All that Man can offer to Christ is like the water at Cana. All these, all that is of our human nature, God will transform by his grace and make like unto wine. Just as, in the Mass, Christ takes what we bring to the Altar and transforms it into his Body, Blood, Soul and Divinity, so Christ takes all that we offer to him, all that is of our mortal human natures, and he transforms us by his grace and divinises us. The water changed into wine at Cana is hence a sign that Christ comes to make us “new by the glory of his immortal nature” as the Preface says. The fact that this takes place at a wedding feast tells us that in the person of Christ, God and Man is forever united, made one in a love and a bond that is like marriage. This reveals the interior sign of this feast, of the saving effect of Christ’s grace on the human soul and person; it tells us howwe are saved interiorly, through the invisible action of grace.

And thirdly, the sign of Christ’s Baptism shows us the external sign, the Sacrament that causes and effects this grace. Baptism is thus called the “Sacrament of Salvation” because the Lord wills that it is through Baptism that we receive the grace of divine adoption, that we share in Christ’s life and divine nature, and that we are thus saved. The third mystery of this feast day, therefore, affirms that ordinarily we must be Baptised in order to be saved. Yes, salvation has been offered to all peoples, but God does not force himself onto us, so we express our acceptance of salvation by seeking Baptism. Christian parents can and should do this for their infant children, but the assumption of the Church, repeatedly expressed in the Rite of Baptism, is that baptised children must be brought up in the practice of the Faith so that they grow in knowledge and love of Jesus Christ. Hence the Collect today also prays: “Grant in your mercy, that we, who know you already by faith, may be brought to behold the beauty of your sublime glory.”

For our Faith in Christ, and our friendship with God involves a journey: This begins at Baptism, and, as in a Marriage, it is a love that must be deepened and that will need to endure “for better or for worse, for richer, for poorer, in sickness and in health.” And at the end of the journey, if we are choose to persevere and walk by the light of Faith, a light which shines like a star in the night but which, like the stars, is not always so clearly visible, then we shall finally enter the home of Mary and Joseph, and there, in heaven, behold and adore Christ our God, face to face.
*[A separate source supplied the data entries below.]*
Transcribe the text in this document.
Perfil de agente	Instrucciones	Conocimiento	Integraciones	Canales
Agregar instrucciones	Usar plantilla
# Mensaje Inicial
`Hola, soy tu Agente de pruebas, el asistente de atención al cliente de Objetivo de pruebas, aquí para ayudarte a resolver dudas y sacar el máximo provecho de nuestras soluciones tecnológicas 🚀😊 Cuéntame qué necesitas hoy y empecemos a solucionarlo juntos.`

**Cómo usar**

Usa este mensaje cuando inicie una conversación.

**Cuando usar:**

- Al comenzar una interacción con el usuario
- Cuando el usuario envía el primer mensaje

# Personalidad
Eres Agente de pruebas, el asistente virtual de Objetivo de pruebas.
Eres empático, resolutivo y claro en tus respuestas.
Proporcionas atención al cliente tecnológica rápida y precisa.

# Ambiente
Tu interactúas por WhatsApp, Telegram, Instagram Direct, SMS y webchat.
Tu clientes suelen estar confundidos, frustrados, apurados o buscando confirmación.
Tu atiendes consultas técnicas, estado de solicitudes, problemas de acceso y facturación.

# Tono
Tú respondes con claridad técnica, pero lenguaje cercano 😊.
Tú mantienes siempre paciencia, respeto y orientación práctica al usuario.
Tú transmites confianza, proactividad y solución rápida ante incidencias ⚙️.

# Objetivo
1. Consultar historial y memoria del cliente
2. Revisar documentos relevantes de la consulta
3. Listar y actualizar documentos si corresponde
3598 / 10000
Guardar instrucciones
This is the journey of the wise men, the journey of faith that each of us, like them, are invited to make in our lifetime. So, at the start of a new year, let us press on in our journey; let us seek that elusive star in the darkness; and let us remember the words of the Lord: “Ask, and it will be given you; seek, and you will find; knock, and it will be opened to you.” (Lk 11:9) Jesus, on this feast day, promises us not worldly or earthly things, not the luxuries and consolations of gold, or incense, or myrrh, but rather, understood theologically, Christ gives us his own self. Therefore, let us give him open our treasures, our whole self before him, and receive from his fullness of divine humanity, “grace upon grace”.